There are a few details worth noticing here:

The example uses SlidingWindowMemory, so recent context and tool interactions stay available across turns.
The executor output includes both the final response and a list of executions.
The prompt pushes the model toward one concise TypeScript program instead of a wandering multi-turn chain.

That last point matters. Code mode works best when the model is clearly told what kind of program to write, what built-in APIs are fair game, and what shape the final answer should take.

The execution trace is the feature

A lot of agent systems stop at “the model answered.”

CodeAct is more useful because it lets you inspect how the answer was produced.

The sample CLI prints every CodeActExecutionRecord, including:

execution id and duration
console output emitted by the sandbox
nested tool calls with arguments and results
the final sandbox result
any execution error
the generated TypeScript source

That is not just nice for demos. It is how you debug prompt quality, validate tool schemas, and understand why a code-driven agent succeeded or failed.

If a generated script is inefficient, you can tighten the system prompt. If the model is misusing a tool, you can fix the tool description or input schema. If a run fails, you have something concrete to inspect instead of a vague “the model got confused.”

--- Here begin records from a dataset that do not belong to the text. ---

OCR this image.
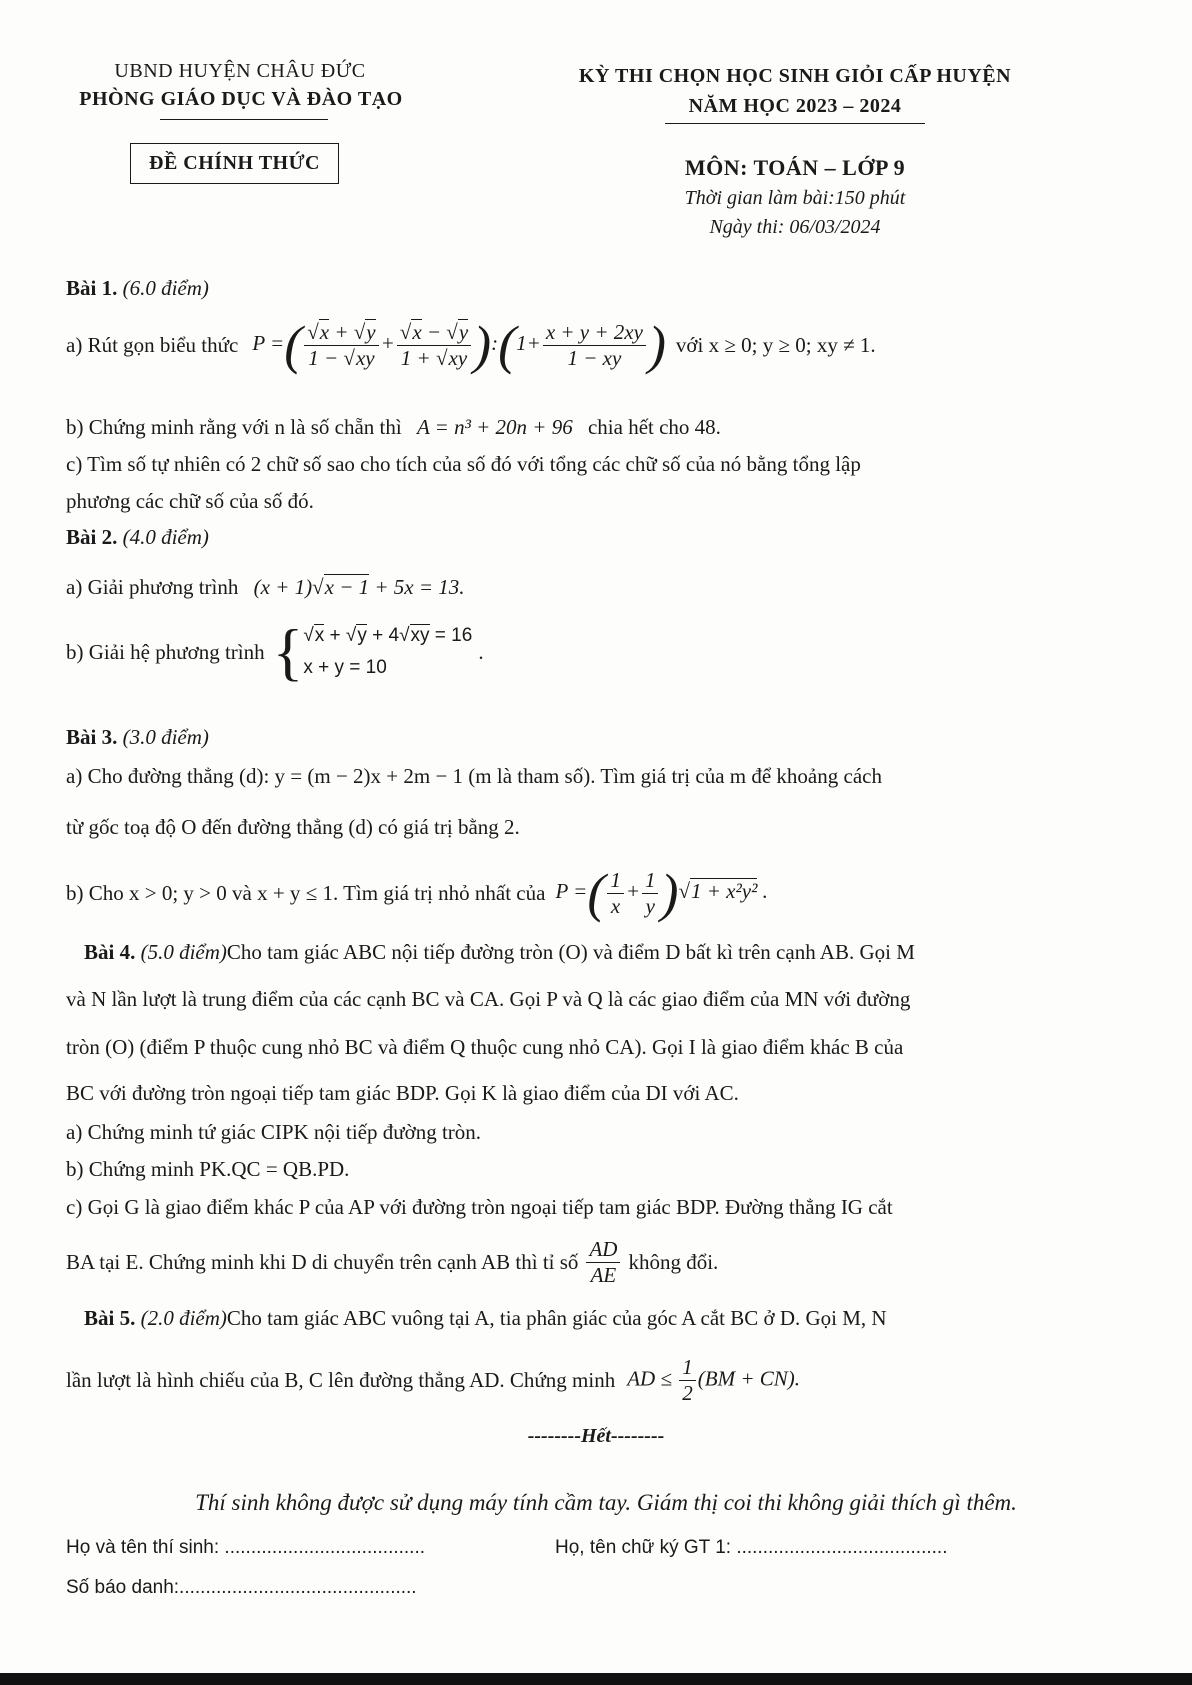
UBND HUYỆN CHÂU ĐỨC
PHÒNG GIÁO DỤC VÀ ĐÀO TẠO
KỲ THI CHỌN HỌC SINH GIỎI CẤP HUYỆN
NĂM HỌC 2023 – 2024
ĐỀ CHÍNH THỨC	MÔN: TOÁN – LỚP 9
Thời gian làm bài:150 phút
Ngày thi: 06/03/2024
Bài 1. (6.0 điểm)
a) Rút gọn biểu thức P =( $\frac{√x + √y}{1 - √xy} + \frac{√x - √y}{1 + √xy}$ ):(1+ $\frac{x + y + 2xy}{1 - xy}$ ) với x ≥ 0; y ≥ 0; xy ≠ 1.
b) Chứng minh rằng với n là số chẵn thì A = n³ + 20n + 96 chia hết cho 48.
c) Tìm số tự nhiên có 2 chữ số sao cho tích của số đó với tổng các chữ số của nó bằng tổng lập
phương các chữ số của số đó.
Bài 2. (4.0 điểm)
a) Giải phương trình (x + 1)√x − 1 + 5x = 13.
b) Giải hệ phương trình { √x + √y + 4√xy = 16
x + y = 10
.
Bài 3. (3.0 điểm)
a) Cho đường thẳng (d): y = (m − 2)x + 2m − 1 (m là tham số). Tìm giá trị của m để khoảng cách
từ gốc toạ độ O đến đường thẳng (d) có giá trị bằng 2.
b) Cho x > 0; y > 0 và x + y ≤ 1. Tìm giá trị nhỏ nhất của P =( $\frac{1}{x} + \frac{1}{y} )√1 + x^2y^2$ .
Bài 4. (5.0 điểm)Cho tam giác ABC nội tiếp đường tròn (O) và điểm D bất kì trên cạnh AB. Gọi M
và N lần lượt là trung điểm của các cạnh BC và CA. Gọi P và Q là các giao điểm của MN với đường
tròn (O) (điểm P thuộc cung nhỏ BC và điểm Q thuộc cung nhỏ CA). Gọi I là giao điểm khác B của
BC với đường tròn ngoại tiếp tam giác BDP. Gọi K là giao điểm của DI với AC.
a) Chứng minh tứ giác CIPK nội tiếp đường tròn.
b) Chứng minh PK.QC = QB.PD.
c) Gọi G là giao điểm khác P của AP với đường tròn ngoại tiếp tam giác BDP. Đường thẳng IG cắt
BA tại E. Chứng minh khi D di chuyển trên cạnh AB thì tỉ số $\frac{AD}{AE}$ không đổi.
Bài 5. (2.0 điểm)Cho tam giác ABC vuông tại A, tia phân giác của góc A cắt BC ở D. Gọi M, N
lần lượt là hình chiếu của B, C lên đường thẳng AD. Chứng minh AD ≤ $\frac{1}{2} (BM + CN)$.
--------Hết--------
Thí sinh không được sử dụng máy tính cầm tay. Giám thị coi thi không giải thích gì thêm.
Họ và tên thí sinh: ......................................	Họ, tên chữ ký GT 1: ........................................
Số báo danh:.............................................
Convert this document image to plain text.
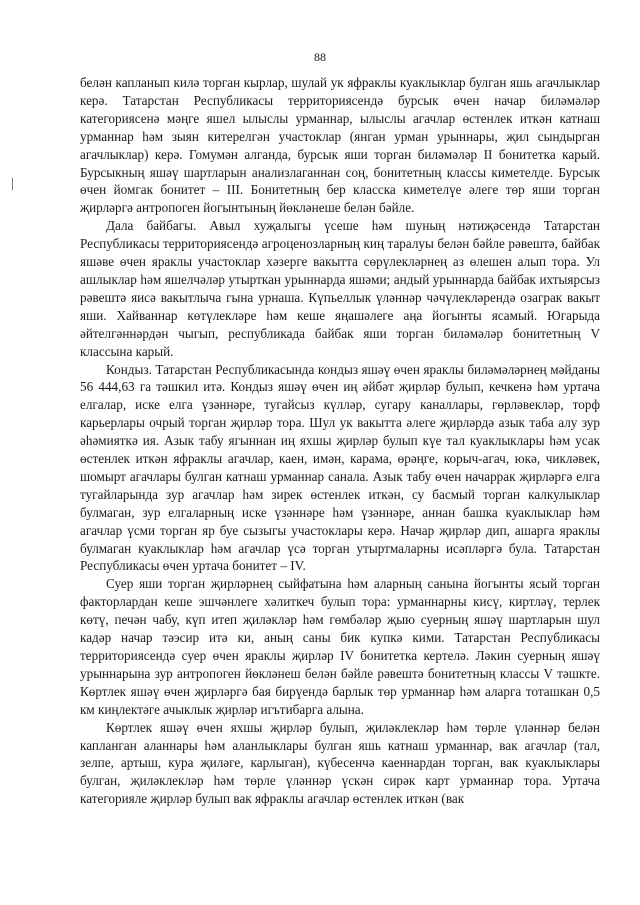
88

белән капланып килә торган кырлар, шулай ук яфраклы куаклыклар булган яшь агачлыклар керә. Татарстан Республикасы территориясендә бурсык өчен начар биләмәләр категориясенә мәңге яшел ылыслы урманнар, ылыслы агачлар өстенлек иткән катнаш урманнар һәм зыян китерелгән участоклар (янган урман урыннары, җил сындырган агачлыклар) керә. Гомумән алганда, бурсык яши торган биләмәләр II бонитетка карый. Бурсыкның яшәү шартларын анализлаганнан соң, бонитетның классы киметелде. Бурсык өчен йомгак бонитет – III. Бонитетның бер класска киметелүе әлеге төр яши торган җирләргә антропоген йогынтының йөкләнеше белән бәйле.

Дала байбагы. Авыл хуҗалыгы үсеше һәм шуның нәтиҗәсендә Татарстан Республикасы территориясендә агроценозларның киң таралуы белән бәйле рәвештә, байбак яшәве өчен яраклы участоклар хәзерге вакытта сөрүлекләрнең аз өлешен алып тора. Ул ашлыклар һәм яшелчәләр утырткан урыннарда яшәми; андый урыннарда байбак ихтыярсыз рәвештә яисә вакытлыча гына урнаша. Күпьеллык үләннәр чәчүлекләрендә озаграк вакыт яши. Хайваннар көтүлекләре һәм кеше яңашәлеге аңа йогынты ясамый. Югарыда әйтелгәннәрдән чыгып, республикада байбак яши торган биләмәләр бонитетның V классына карый.

Кондыз. Татарстан Республикасында кондыз яшәү өчен яраклы биләмәләрнең мәйданы 56 444,63 га тәшкил итә. Кондыз яшәү өчен иң әйбәт җирләр булып, кечкенә һәм уртача елгалар, иске елга үзәннәре, тугайсыз күлләр, сугару каналлары, гөрләвекләр, торф карьерлары очрый торган җирләр тора. Шул ук вакытта әлеге җирләрдә азык таба алу зур әһәмияткә ия. Азык табу ягыннан иң яхшы җирләр булып күе тал куаклыклары һәм усак өстенлек иткән яфраклы агачлар, каен, имән, карама, өрәңге, корыч-агач, юкә, чикләвек, шомырт агачлары булган катнаш урманнар санала. Азык табу өчен начаррак җирләргә елга тугайларында зур агачлар һәм зирек өстенлек иткән, су басмый торган калкулыклар булмаган, зур елгаларның иске үзәннәре һәм үзәннәре, аннан башка куаклыклар һәм агачлар үсми торган яр буе сызыгы участоклары керә. Начар җирләр дип, ашарга яраклы булмаган куаклыклар һәм агачлар үсә торган утыртмаларны исәпләргә була. Татарстан Республикасы өчен уртача бонитет – IV.

Суер яши торган җирләрнең сыйфатына һәм аларның санына йогынты ясый торган факторлардан кеше эшчәнлеге хәлиткеч булып тора: урманнарны кисү, киртләү, терлек көтү, печән чабу, күп итеп җиләкләр һәм гөмбәләр җыю суерның яшәү шартларын шул кадәр начар тәэсир итә ки, аның саны бик купкә кими. Татарстан Республикасы территориясендә суер өчен яраклы җирләр IV бонитетка кертелә. Ләкин суерның яшәү урыннарына зур антропоген йөкләнеш белән бәйле рәвештә бонитетның классы V тәшкте. Көртлек яшәү өчен җирләргә бая бирүендә барлык төр урманнар һәм аларга тоташкан 0,5 км киңлектәге ачыклык җирләр игътибарга алына.

Көртлек яшәү өчен яхшы җирләр булып, җиләклекләр һәм төрле үләннәр белән капланган аланнары һәм аланлыклары булган яшь катнаш урманнар, вак агачлар (тал, зелпе, артыш, кура җиләге, карлыган), күбесенчә каеннардан торган, вак куаклыклары булган, җиләклекләр һәм төрле үләннәр үскән сирәк карт урманнар тора. Уртача категорияле җирләр булып вак яфраклы агачлар өстенлек иткән (вак
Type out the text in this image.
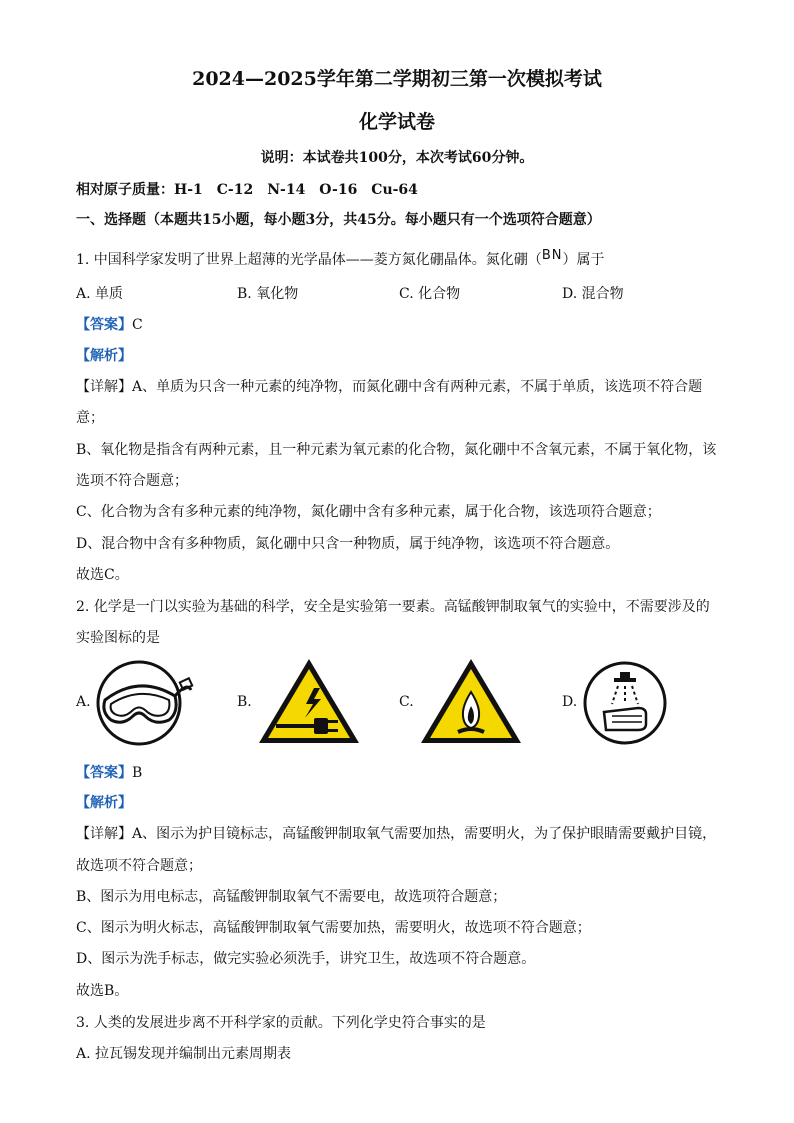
2024—2025学年第二学期初三第一次模拟考试
化学试卷
说明：本试卷共100分，本次考试60分钟。
相对原子质量：H-1　C-12　N-14　O-16　Cu-64
一、选择题（本题共15小题，每小题3分，共45分。每小题只有一个选项符合题意）
1. 中国科学家发明了世界上超薄的光学晶体——菱方氮化硼晶体。氮化硼（BN）属于
A. 单质	B. 氧化物	C. 化合物	D. 混合物
【答案】C
【解析】
【详解】A、单质为只含一种元素的纯净物，而氮化硼中含有两种元素，不属于单质，该选项不符合题
意；
B、氧化物是指含有两种元素，且一种元素为氧元素的化合物，氮化硼中不含氧元素，不属于氧化物，该
选项不符合题意；
C、化合物为含有多种元素的纯净物，氮化硼中含有多种元素，属于化合物，该选项符合题意；
D、混合物中含有多种物质，氮化硼中只含一种物质，属于纯净物，该选项不符合题意。
故选C。
2. 化学是一门以实验为基础的科学，安全是实验第一要素。高锰酸钾制取氧气的实验中，不需要涉及的
实验图标的是
A.	B.	C.	D.
【答案】B
【解析】
【详解】A、图示为护目镜标志，高锰酸钾制取氧气需要加热，需要明火，为了保护眼睛需要戴护目镜，
故选项不符合题意；
B、图示为用电标志，高锰酸钾制取氧气不需要电，故选项符合题意；
C、图示为明火标志，高锰酸钾制取氧气需要加热，需要明火，故选项不符合题意；
D、图示为洗手标志，做完实验必须洗手，讲究卫生，故选项不符合题意。
故选B。
3. 人类的发展进步离不开科学家的贡献。下列化学史符合事实的是
A. 拉瓦锡发现并编制出元素周期表
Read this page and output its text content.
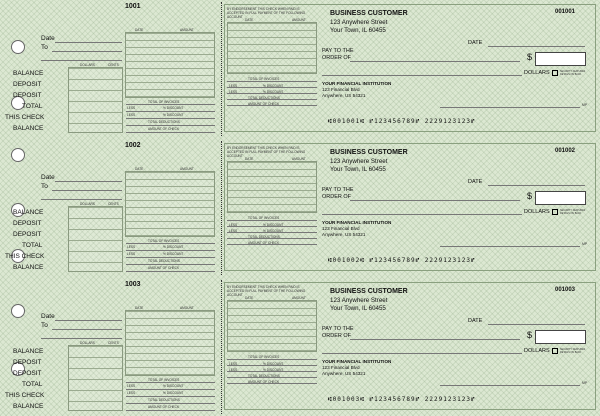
1001
Date
To
DOLLARS	CENTS
BALANCE
DEPOSIT
DEPOSIT
TOTAL
THIS CHECK
BALANCE
DATE	AMOUNT
TOTAL OF INVOICES
LESS	% DISCOUNT
LESS	% DISCOUNT
TOTAL DEDUCTIONS
AMOUNT OF CHECK
BY ENDORSEMENT THIS CHECK WHEN PAID IS ACCEPTED IN FULL PAYMENT OF THE FOLLOWING ACCOUNT
DATE	AMOUNT
TOTAL OF INVOICES
LESS	% DISCOUNT
LESS	% DISCOUNT
TOTAL DEDUCTIONS
AMOUNT OF CHECK
BUSINESS CUSTOMER
123 Anywhere Street
Your Town, IL 60455
001001
DATE
PAY TO THE
ORDER OF	$
DOLLARS	SECURITY FEATURES DETAILS ON BACK
YOUR FINANCIAL INSTITUTION
123 Financial Blvd
Anywhere, US 54321
MP
⑆001001⑆ ⑈123456789⑈ 2229123123⑈
1002
Date
To
DOLLARS	CENTS
BALANCE
DEPOSIT
DEPOSIT
TOTAL
THIS CHECK
BALANCE
DATE	AMOUNT
TOTAL OF INVOICES
LESS	% DISCOUNT
LESS	% DISCOUNT
TOTAL DEDUCTIONS
AMOUNT OF CHECK
BY ENDORSEMENT THIS CHECK WHEN PAID IS ACCEPTED IN FULL PAYMENT OF THE FOLLOWING ACCOUNT
DATE	AMOUNT
TOTAL OF INVOICES
LESS	% DISCOUNT
LESS	% DISCOUNT
TOTAL DEDUCTIONS
AMOUNT OF CHECK
BUSINESS CUSTOMER
123 Anywhere Street
Your Town, IL 60455
001002
DATE
PAY TO THE
ORDER OF	$
DOLLARS	SECURITY FEATURES DETAILS ON BACK
YOUR FINANCIAL INSTITUTION
123 Financial Blvd
Anywhere, US 54321
MP
⑆001002⑆ ⑈123456789⑈ 2229123123⑈
1003
Date
To
DOLLARS	CENTS
BALANCE
DEPOSIT
DEPOSIT
TOTAL
THIS CHECK
BALANCE
DATE	AMOUNT
TOTAL OF INVOICES
LESS	% DISCOUNT
LESS	% DISCOUNT
TOTAL DEDUCTIONS
AMOUNT OF CHECK
BY ENDORSEMENT THIS CHECK WHEN PAID IS ACCEPTED IN FULL PAYMENT OF THE FOLLOWING ACCOUNT
DATE	AMOUNT
TOTAL OF INVOICES
LESS	% DISCOUNT
LESS	% DISCOUNT
TOTAL DEDUCTIONS
AMOUNT OF CHECK
BUSINESS CUSTOMER
123 Anywhere Street
Your Town, IL 60455
001003
DATE
PAY TO THE
ORDER OF	$
DOLLARS	SECURITY FEATURES DETAILS ON BACK
YOUR FINANCIAL INSTITUTION
123 Financial Blvd
Anywhere, US 54321
MP
⑆001003⑆ ⑈123456789⑈ 2229123123⑈
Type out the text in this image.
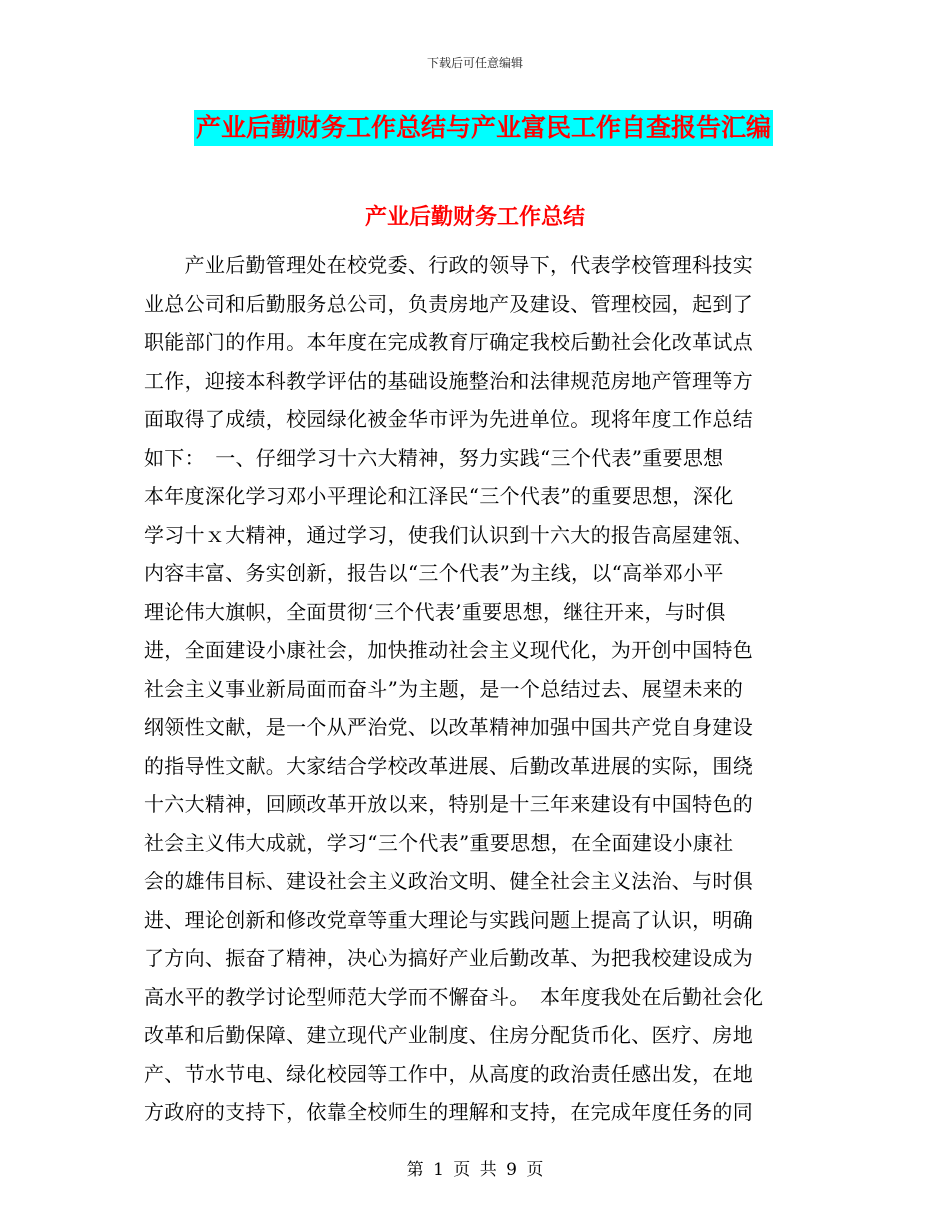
下载后可任意编辑
产业后勤财务工作总结与产业富民工作自查报告汇编
产业后勤财务工作总结
　　产业后勤管理处在校党委、行政的领导下，代表学校管理科技实
业总公司和后勤服务总公司，负责房地产及建设、管理校园，起到了
职能部门的作用。本年度在完成教育厅确定我校后勤社会化改革试点
工作，迎接本科教学评估的基础设施整治和法律规范房地产管理等方
面取得了成绩，校园绿化被金华市评为先进单位。现将年度工作总结
如下：　一、仔细学习十六大精神，努力实践“三个代表”重要思想
本年度深化学习邓小平理论和江泽民“三个代表”的重要思想，深化
学习十ｘ大精神，通过学习，使我们认识到十六大的报告高屋建瓴、
内容丰富、务实创新，报告以“三个代表”为主线，以“高举邓小平
理论伟大旗帜，全面贯彻‘三个代表’重要思想，继往开来，与时俱
进，全面建设小康社会，加快推动社会主义现代化，为开创中国特色
社会主义事业新局面而奋斗”为主题，是一个总结过去、展望未来的
纲领性文献，是一个从严治党、以改革精神加强中国共产党自身建设
的指导性文献。大家结合学校改革进展、后勤改革进展的实际，围绕
十六大精神，回顾改革开放以来，特别是十三年来建设有中国特色的
社会主义伟大成就，学习“三个代表”重要思想，在全面建设小康社
会的雄伟目标、建设社会主义政治文明、健全社会主义法治、与时俱
进、理论创新和修改党章等重大理论与实践问题上提高了认识，明确
了方向、振奋了精神，决心为搞好产业后勤改革、为把我校建设成为
高水平的教学讨论型师范大学而不懈奋斗。　本年度我处在后勤社会化
改革和后勤保障、建立现代产业制度、住房分配货币化、医疗、房地
产、节水节电、绿化校园等工作中，从高度的政治责任感出发，在地
方政府的支持下，依靠全校师生的理解和支持，在完成年度任务的同
第 1 页 共 9 页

When to choose CodeAct instead of ReAct

AutoAgents gives you both, and they solve different problems.

Use ReActAgent when:

each tool call is part of the reasoning process
you want explicit turn-by-turn tool orchestration
the workflow is better expressed as “think, act, observe”

Use CodeActAgent when:

the task is mostly tool composition and transformation
batching, loops, or local computation will reduce model turns
correctness depends on the runtime doing actual math or data processing
you want visibility into generated code and execution traces

Use BasicAgent when you just need a single prompt/response pass and no orchestration at all.

The bigger point

The interesting shift here is not TypeScript by itself.

It is that AutoAgents lets you move orchestration out of the model’s conversational loop and into executable code, while still keeping the agent interface clean. You define tools in Rust. You pick the executor. AutoAgents handles the run loop, memory, provider wiring, and execution records. The model contributes the shortest possible program for the task.

That is a better fit for real developer workflows.

If your agent keeps getting slower, chattier, and less reliable as you add tools, the answer may not be more prompt engineering. The answer may be to stop asking the model to imitate a runtime and let it write code for one instead.